I love celebrating holidays. I have this thing about not being able to let them pass by without a proper celebration. I'm always telling my dear Watson that someday when we have a house and friends, I'm going to have awesome parties to celebrate holiday's that a lot of people just let slip by.  Did you know that some adults don't even dress up for Halloween? Some people don't stay up until midnight on New Year's Eve? Some people don't make a love potion and slip it in all their friends drinks on Valentines Day, or chase rainbows on St. Patricks Day? (Okay, I've never done the last two...but there's a first time for everything!)

Anyway, New Year's Eve is at the top of my list of favorite holidays. Since I can remember, mom and dad would always let us stay up (or at least try) until midnight. We would watch the Dick Clark times square party and countdown until the ball dropped, then make a lot of noise with pots and pans or whatever we could find, and toast with Martinelli's.

This year my celebration hearkened back to those years as a kid. We stayed up until midnight with Mom, Dad, big brother Ben and wife Val, and niece CJ.  We counted down until the ball dropped (although it's the Ryan Seacrest times square party sprinkled with a little bit of old man Dick Clark now), drank Martinelli's, made noise with cool popper things, and finished it off with a kiss from my hubs. As far as I'm concerned, there is really no other way to celebrate the new year.

I love making New Year's Resolutions. I take them very seriously and sanction them as quite personal. I pray and ponder about the goals I can make so that next year I'm sure to be a better person than I was last year. I love this opportunity for a fresh start, this time designated for CHANGE.

Change is good.

Happy New Year!

Monday, January 2, 2012

Does it Have to End?


We had an a-m-a-z-i-n-g Christmas followed by fun-filled exhausting week with most of my family (missed you Betsy and Russ). We topped it off with a celebration with the Watson family, and have now spent the day Spring Cleaning. It's sunny, mostly warm and beautiful outside today, so we were tricked into thinking it was Spring. Where's all the snow?

We really had a great time with my family, and I'll post some more pictures of our adventures soon.

My dear Watson and I sang Baby It's Cold Outside for the Watson family talent show and let me tell ya....we were GOOD. We're thinking of going on tour next summer.

We have such generous parents, grandparents, brothers and sisters and friends. We have felt so blessed this year and so grateful for family.
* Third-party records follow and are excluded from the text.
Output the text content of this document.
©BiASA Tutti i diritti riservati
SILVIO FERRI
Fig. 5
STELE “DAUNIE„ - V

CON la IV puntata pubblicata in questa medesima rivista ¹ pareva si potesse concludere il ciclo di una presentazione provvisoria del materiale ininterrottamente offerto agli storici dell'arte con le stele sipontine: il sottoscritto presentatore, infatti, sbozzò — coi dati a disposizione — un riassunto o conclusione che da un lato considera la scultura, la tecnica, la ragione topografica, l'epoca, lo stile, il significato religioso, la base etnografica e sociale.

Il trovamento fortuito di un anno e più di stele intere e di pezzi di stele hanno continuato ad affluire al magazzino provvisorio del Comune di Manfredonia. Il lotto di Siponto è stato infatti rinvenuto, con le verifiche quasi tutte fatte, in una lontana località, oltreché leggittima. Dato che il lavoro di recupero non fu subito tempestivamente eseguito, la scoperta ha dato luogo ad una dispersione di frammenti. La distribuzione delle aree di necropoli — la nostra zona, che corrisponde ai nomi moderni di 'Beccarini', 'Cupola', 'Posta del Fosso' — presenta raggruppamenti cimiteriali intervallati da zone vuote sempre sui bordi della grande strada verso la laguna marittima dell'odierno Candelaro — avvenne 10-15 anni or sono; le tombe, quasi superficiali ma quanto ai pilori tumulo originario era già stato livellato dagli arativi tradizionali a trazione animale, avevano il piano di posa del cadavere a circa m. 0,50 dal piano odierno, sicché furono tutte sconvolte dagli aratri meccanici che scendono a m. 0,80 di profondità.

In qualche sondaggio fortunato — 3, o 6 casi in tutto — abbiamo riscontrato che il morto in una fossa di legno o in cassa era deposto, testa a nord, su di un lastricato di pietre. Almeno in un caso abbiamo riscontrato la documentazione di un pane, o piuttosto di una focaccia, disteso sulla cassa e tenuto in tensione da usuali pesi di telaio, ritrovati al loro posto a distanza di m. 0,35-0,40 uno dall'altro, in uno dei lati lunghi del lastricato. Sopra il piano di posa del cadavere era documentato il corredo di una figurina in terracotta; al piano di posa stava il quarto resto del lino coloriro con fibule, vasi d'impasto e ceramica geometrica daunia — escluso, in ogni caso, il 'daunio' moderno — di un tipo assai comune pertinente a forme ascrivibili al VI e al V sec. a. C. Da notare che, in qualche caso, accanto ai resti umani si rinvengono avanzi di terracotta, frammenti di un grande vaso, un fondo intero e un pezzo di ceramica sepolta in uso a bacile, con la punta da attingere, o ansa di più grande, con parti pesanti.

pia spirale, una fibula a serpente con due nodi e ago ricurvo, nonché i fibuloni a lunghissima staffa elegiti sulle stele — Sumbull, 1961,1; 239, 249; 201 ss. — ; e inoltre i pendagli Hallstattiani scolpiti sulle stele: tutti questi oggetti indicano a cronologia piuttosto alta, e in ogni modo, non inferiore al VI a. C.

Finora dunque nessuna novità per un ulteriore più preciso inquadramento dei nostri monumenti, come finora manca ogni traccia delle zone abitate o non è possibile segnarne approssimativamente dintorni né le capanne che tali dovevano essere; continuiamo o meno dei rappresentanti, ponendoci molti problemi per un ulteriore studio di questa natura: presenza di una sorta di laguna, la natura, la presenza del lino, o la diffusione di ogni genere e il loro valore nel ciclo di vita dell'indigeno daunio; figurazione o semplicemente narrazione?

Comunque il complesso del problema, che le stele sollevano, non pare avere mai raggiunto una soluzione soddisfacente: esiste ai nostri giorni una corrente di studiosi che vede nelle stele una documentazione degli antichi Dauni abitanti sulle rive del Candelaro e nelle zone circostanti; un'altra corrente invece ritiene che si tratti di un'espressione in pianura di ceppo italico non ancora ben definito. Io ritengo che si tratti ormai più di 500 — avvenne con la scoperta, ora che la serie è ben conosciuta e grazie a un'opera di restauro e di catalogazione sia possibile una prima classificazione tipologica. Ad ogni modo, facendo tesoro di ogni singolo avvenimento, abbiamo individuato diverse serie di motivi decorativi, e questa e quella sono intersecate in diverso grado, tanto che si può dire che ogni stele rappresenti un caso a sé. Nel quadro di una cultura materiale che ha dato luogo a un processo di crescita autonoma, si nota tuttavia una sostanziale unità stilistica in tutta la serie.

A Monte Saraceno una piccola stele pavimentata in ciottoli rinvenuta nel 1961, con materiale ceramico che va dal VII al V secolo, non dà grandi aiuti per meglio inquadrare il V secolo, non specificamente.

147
My dear Watson did a really great job picking presents for me this year. He was keeping a secret list that he would add to every time I said it would be nice to have something. I got some cooking stuff, some coupon stuff, some clothes stuff, and a sweet slideshow he made of the last year and a half. We celebrated one and a half years of marriage the day after Christmas.  We're still in love.  I got him boy things: ties, hats, basketball and football etc., and a nose hair trimmer. (Thanks mom and dad for the money that pretty much provided Christmas for us).

We are sad that all this fun and relaxing ends today, and wish it could go on forever!

Christmas morning.

A typical meal with my fam. Half the kids are behind me and the other half all the way at the end of this room.

Playing charades.

We got shoe organizers from my MIL ..... they worked a miracle in our closet. Imagine all those shoes just thrown in a pile along the floor of the closet. Yuck. 

We also got a can organizer that worked a miracle in our storage closet.  Thanks again Wayne and Luana.  

My mom, a few of my sisters and the oldest nieces all got together and made one of these fabric mosaics. It was a LOT of tiny little pieces, but we had a great time and everyone's was so cute.